Donald Trump’s China hawk sends ‘crouching tiger’ into a spin

by | Jul 9, 2024 | Trade

Summer holidays in Australia are traditionally a time for lazily catching up on long-neglected books. In the cold heart of Beijing they are also doing some catch-up reading — at a more feverish pace.

“The Chinese are now frantically reading everything Peter Navarro has written and becoming increasingly worried,” Deborah Elms, executive director of the Asia Trade Institute, recently told CNBC.

So who is Navarro? The 67-year-old economics professor at the University of California has been selected by Donald Trump to be director of the newly established National Trade Council, which will have a key advisory role in trade and industry policy.

Like Trump, Navarro is somewhat ideologically dissident and difficult to characterise. He is a registered Democrat, although he was once a Republican and claims to have written speeches for Ron­ald Reagan. He believes in the threats of man-made climate change and cites left-wing New York Times columnist Paul Krugman in a way that would make many conservatives cringe. He is also a ferocious China hawk.

I have read Navarro’s two key books, Death By China: Confronting the Dragon — A Global Wake-up Call and Crouching Tiger: What China’s Militarism Means for the World. They should be compulsory for anyone interested in the future shape of US-China relations.

Crouching Tiger is the more recent and also the better written. It essentially looks at the likelihood of war between China and the US, and draws on the advice of a range of leading military and geo-strategic analysts. It examines China’s military capabilities exhaustively, quite soberly outlines a variety of possible future scenarios and looks at the policies each side may adopt to avoid war. The author ultimately comes to the view that some type of military conflict is almost inevitable.

Navarro’s earlier book, Death By China (which has its own accompanying movie on YouTube), is in some ways the more provocative. It has been labelled “hate speech” by Chinese Communist Party media organs. It is this work that first drew Navarro to the attention of the US president-elect. Indeed, reading Death By China is at times a bit like listening to a Trump rally.

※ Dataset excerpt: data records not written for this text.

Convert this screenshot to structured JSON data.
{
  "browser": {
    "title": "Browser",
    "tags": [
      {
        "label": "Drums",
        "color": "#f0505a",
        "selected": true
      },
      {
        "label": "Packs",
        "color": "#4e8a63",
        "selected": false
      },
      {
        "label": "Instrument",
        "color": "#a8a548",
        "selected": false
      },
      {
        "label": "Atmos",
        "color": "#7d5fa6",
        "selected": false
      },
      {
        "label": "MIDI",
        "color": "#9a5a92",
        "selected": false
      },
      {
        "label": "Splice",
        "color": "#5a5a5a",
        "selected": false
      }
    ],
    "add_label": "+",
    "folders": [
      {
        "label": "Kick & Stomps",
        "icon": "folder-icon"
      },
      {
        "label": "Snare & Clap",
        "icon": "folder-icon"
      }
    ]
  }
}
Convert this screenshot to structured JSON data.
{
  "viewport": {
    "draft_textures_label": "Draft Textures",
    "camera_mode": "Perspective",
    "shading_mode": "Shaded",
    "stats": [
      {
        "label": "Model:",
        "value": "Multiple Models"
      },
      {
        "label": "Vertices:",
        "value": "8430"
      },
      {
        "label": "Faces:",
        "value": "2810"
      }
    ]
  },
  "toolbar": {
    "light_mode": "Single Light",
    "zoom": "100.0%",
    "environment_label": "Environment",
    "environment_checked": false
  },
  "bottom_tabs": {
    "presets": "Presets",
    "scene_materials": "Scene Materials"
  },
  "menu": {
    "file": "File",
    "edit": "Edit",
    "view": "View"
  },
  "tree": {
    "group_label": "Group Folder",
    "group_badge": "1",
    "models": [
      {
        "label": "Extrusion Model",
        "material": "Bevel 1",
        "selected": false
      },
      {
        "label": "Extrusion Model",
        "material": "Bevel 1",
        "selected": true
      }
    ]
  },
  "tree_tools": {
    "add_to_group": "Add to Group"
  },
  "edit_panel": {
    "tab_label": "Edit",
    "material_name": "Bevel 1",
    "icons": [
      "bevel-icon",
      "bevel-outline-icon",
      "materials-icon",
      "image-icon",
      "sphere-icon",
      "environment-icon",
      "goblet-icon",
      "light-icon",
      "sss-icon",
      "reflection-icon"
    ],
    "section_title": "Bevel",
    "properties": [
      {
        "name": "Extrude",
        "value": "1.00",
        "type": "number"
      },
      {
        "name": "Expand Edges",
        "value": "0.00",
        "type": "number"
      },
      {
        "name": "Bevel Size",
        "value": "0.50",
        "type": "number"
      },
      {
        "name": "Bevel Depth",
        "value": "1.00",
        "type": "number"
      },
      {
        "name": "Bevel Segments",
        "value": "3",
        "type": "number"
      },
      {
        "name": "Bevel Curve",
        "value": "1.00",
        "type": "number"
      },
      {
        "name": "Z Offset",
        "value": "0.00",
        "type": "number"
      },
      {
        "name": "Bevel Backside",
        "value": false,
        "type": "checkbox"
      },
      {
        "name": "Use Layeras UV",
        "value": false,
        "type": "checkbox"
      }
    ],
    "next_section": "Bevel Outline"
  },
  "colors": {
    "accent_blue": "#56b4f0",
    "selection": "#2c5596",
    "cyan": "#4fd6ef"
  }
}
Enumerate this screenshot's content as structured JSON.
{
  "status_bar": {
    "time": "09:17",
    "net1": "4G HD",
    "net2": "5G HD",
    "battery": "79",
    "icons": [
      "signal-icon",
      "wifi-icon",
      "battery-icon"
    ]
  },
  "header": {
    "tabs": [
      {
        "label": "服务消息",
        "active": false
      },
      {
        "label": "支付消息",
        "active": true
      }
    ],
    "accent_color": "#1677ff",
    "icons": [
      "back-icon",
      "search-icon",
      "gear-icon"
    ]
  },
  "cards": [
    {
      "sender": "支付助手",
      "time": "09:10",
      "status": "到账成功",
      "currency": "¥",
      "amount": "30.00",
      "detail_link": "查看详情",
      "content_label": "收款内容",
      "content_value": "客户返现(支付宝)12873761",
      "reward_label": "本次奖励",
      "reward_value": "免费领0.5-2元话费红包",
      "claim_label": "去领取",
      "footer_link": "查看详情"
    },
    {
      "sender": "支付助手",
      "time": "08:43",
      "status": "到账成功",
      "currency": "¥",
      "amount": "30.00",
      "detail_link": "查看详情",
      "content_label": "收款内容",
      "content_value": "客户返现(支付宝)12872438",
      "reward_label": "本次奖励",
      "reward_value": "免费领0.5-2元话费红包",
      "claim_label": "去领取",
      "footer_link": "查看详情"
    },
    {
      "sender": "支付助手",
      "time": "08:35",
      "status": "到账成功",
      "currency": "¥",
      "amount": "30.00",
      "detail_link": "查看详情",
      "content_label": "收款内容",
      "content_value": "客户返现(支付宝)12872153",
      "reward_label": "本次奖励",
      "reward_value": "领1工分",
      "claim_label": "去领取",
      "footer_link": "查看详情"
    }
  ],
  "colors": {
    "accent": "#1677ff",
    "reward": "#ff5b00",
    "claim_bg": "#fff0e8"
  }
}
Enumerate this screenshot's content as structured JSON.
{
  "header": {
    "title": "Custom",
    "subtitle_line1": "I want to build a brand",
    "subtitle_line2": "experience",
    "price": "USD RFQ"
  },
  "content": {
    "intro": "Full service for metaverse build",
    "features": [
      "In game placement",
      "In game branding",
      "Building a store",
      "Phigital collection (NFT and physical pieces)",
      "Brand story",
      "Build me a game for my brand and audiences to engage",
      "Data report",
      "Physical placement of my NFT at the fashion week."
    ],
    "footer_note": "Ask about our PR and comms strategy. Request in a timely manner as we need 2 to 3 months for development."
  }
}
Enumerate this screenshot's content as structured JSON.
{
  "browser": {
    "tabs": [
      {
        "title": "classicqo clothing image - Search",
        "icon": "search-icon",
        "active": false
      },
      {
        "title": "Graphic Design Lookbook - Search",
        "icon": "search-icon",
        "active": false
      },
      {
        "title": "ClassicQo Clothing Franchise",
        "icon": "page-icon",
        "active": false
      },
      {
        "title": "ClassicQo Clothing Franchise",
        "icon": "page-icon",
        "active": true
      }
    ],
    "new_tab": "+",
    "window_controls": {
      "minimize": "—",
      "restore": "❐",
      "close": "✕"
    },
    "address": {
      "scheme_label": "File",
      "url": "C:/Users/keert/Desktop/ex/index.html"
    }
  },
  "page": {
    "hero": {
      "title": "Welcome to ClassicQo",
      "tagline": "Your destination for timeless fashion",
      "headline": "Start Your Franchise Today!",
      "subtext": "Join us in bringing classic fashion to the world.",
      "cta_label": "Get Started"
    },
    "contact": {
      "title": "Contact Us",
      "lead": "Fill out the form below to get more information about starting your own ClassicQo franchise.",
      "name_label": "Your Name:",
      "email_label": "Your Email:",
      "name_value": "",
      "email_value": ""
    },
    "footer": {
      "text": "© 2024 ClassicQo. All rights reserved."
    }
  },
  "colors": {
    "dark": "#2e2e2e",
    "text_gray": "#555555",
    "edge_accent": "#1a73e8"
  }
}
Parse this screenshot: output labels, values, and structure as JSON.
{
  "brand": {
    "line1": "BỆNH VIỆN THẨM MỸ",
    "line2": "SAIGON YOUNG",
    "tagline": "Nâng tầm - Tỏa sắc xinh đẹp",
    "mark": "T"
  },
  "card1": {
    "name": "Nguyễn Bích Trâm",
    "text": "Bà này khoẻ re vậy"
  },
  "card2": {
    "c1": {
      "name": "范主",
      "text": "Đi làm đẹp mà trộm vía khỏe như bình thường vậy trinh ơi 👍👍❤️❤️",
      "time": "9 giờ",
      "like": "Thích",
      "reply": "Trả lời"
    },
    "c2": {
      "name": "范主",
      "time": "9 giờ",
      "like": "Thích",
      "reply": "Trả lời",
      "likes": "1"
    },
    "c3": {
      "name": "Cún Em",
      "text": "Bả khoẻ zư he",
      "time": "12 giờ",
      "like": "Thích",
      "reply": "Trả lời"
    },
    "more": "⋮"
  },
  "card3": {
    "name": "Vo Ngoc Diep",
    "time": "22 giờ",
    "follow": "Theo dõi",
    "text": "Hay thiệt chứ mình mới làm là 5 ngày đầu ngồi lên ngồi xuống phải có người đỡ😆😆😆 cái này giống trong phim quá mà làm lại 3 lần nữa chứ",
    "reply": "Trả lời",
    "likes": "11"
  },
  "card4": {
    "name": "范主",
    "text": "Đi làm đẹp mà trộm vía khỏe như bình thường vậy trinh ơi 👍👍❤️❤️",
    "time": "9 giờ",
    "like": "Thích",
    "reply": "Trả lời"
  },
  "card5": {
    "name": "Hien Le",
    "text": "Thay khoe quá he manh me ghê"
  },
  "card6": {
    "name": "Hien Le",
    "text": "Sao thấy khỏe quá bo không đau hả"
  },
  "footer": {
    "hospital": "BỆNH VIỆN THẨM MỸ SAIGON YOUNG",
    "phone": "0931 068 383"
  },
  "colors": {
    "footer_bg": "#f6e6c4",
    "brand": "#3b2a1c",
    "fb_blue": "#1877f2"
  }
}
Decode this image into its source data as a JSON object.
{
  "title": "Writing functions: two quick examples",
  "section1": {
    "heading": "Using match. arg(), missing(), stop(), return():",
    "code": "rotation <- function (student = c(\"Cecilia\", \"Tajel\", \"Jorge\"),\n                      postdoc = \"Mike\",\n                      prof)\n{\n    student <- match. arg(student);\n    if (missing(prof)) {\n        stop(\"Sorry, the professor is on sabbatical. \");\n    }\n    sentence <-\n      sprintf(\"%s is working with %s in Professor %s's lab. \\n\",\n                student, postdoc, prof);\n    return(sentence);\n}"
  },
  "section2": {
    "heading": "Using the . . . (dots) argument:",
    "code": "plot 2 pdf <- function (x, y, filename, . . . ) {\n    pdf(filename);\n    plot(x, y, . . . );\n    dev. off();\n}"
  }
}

This Navarro quote gives a bit of the flavour: “Every time a consumer walks in to Walmart, the first thing they have to do is be aware enough to look for the label. Then when they pick up that good and it says ‘Made in China’, I want them to think, ‘Hmm. It might either break down or kill me, number one. This thing, if I buy it, might cost me or someone in my family or my friends their job.’ Last, ‘Hey if I buy this that money is gonna go over there to help finance what is essentially one of the most rapid military buildups of a totalitarian regime since … when? The 30s.’ I mean, make no mistake about that.”

Like a Trump rally, in Death by China, few members of America’s corporate and government establishment escape criticism (in this case for their cluelessness or self-interested cheerleading when it comes to China). Like their counterparts in Australia, some entirely deserve it.

Again, like Trump, some of the things Navarro says are just plain wrong. For example, the statement that “Australia runs an ever-larger trade deficit with China — despite its vast natural resource wealth” is incorrect. We have long run a trade surplus.

Other controversial statements are often not substantiated. His allegation that the Chinese “reverse-engineered a semiconductor design from Intel” piqued my interest as I used to do quite a bit of legal work for Intel Corporation in China. While what he claims is not impossible, he provides no hard evidence for it.

That said, like with Trump, if you push past the bombast, Navarro does actually draw attention to important facts and issues that have been left unexamined for too long.

“No story about the recent globalisation era can ignore the leading role played by China, both as a key driver and beneficiary of it,” economist Tony Makin recently wrote in these pages.

That is true. At the same time one needs to recognise there also is something deeply unsatisfactory and flawed about China’s development and its integration into the world trading system. China-style state-sponsored mercantilism is not actually what apostles of free trade Adam Smith or David Ricardo had in mind.

There are also big unanswered questions as to whether it has been strategically wise to allow a regime with values so hostile to our own to become such an industrial and military powerhouse.

China has never really been just a business partner, it is also a strategic rival. People often lose sight of that.

Furthermore, the reassuring argument that trade with and investment in China must “inevitably” lead to a more liberal or democratic country has not really come to pass. In truth it was always about as likely as hoping that our leading corporations “engaging” with the Construction Forestry Mining and Energy Union would cause its leaders to somehow morph into card-carrying Institute of Public Affairs members.

Will anything actually change? There are many who have argued that Trump’s threats with respect to China (for example, the suggestion he will impose a 45 per cent tariff on all Chinese goods) were just campaign hyperbole and are best ignored. To those I say: Look at those who Trump is appointing to key roles. Read what they have written. Consider again which way you want to bet.